The GOP's tall order for broader appeal in 2016

The typical argument between the Republican establishment and the conservative movement is pretty much irrelevant here. An establishment candidate who reinforces the perception of an elitist, out-of-touch, ethnically homogeneous party is not the answer. Neither is a candidate of conservative purification who has little appeal beyond core constituencies. The RNC autopsy is an establishment document calling for a revolution against the image and message of an establishment party — a plea to reach beyond the base before the GOP is overwhelmed by economic, cultural and demographic change.

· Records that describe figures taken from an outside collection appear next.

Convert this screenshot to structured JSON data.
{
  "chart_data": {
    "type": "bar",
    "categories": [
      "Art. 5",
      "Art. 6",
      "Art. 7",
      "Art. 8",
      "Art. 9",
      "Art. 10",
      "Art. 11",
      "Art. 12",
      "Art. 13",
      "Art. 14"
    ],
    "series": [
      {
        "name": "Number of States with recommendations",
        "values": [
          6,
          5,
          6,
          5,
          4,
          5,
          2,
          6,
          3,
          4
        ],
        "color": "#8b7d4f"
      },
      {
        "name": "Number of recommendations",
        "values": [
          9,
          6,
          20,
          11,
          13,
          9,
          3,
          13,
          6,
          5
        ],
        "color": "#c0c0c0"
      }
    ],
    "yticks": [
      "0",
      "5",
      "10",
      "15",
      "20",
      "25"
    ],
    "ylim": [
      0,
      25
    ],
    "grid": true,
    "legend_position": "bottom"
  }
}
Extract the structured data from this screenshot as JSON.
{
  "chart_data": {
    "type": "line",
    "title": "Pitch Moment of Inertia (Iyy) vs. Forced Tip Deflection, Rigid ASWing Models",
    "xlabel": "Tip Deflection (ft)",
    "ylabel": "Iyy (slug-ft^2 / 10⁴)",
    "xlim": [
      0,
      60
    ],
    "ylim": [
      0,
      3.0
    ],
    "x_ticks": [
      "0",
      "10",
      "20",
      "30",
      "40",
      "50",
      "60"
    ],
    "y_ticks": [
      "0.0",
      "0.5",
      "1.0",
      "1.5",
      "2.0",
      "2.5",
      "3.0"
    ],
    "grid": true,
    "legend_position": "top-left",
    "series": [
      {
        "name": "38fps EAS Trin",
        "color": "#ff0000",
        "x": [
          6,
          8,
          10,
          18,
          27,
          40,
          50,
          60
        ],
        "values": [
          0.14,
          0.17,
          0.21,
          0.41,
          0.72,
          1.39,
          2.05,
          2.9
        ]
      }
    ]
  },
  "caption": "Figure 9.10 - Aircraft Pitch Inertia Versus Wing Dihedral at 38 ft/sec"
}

Christie, with serious blue-collar appeal, might address the Republican class problem — unless he is out of his class. So far, his presidential indecision has allowed him to avoid comment on topics from immigration to the Islamic State. And it is an open question how his regional vividness will play in other regions of the country. (Recall Rudy Giuliani.) Jeb Bush, who has been called an “honorary Hispanic,” might address the Republican demographic problem — unless his support for comprehensive immigration reform and the Common Core educational standards provoke too much unfavorable conservative enthusiasm. And Republicans might, at some point, realize that Sen. Marco Rubio (who is doing serious policy speeches while others play Hamlet) manages to address both the class and demographic problems at once — unless it is a political problem to be confused for a very bright and earnest college student.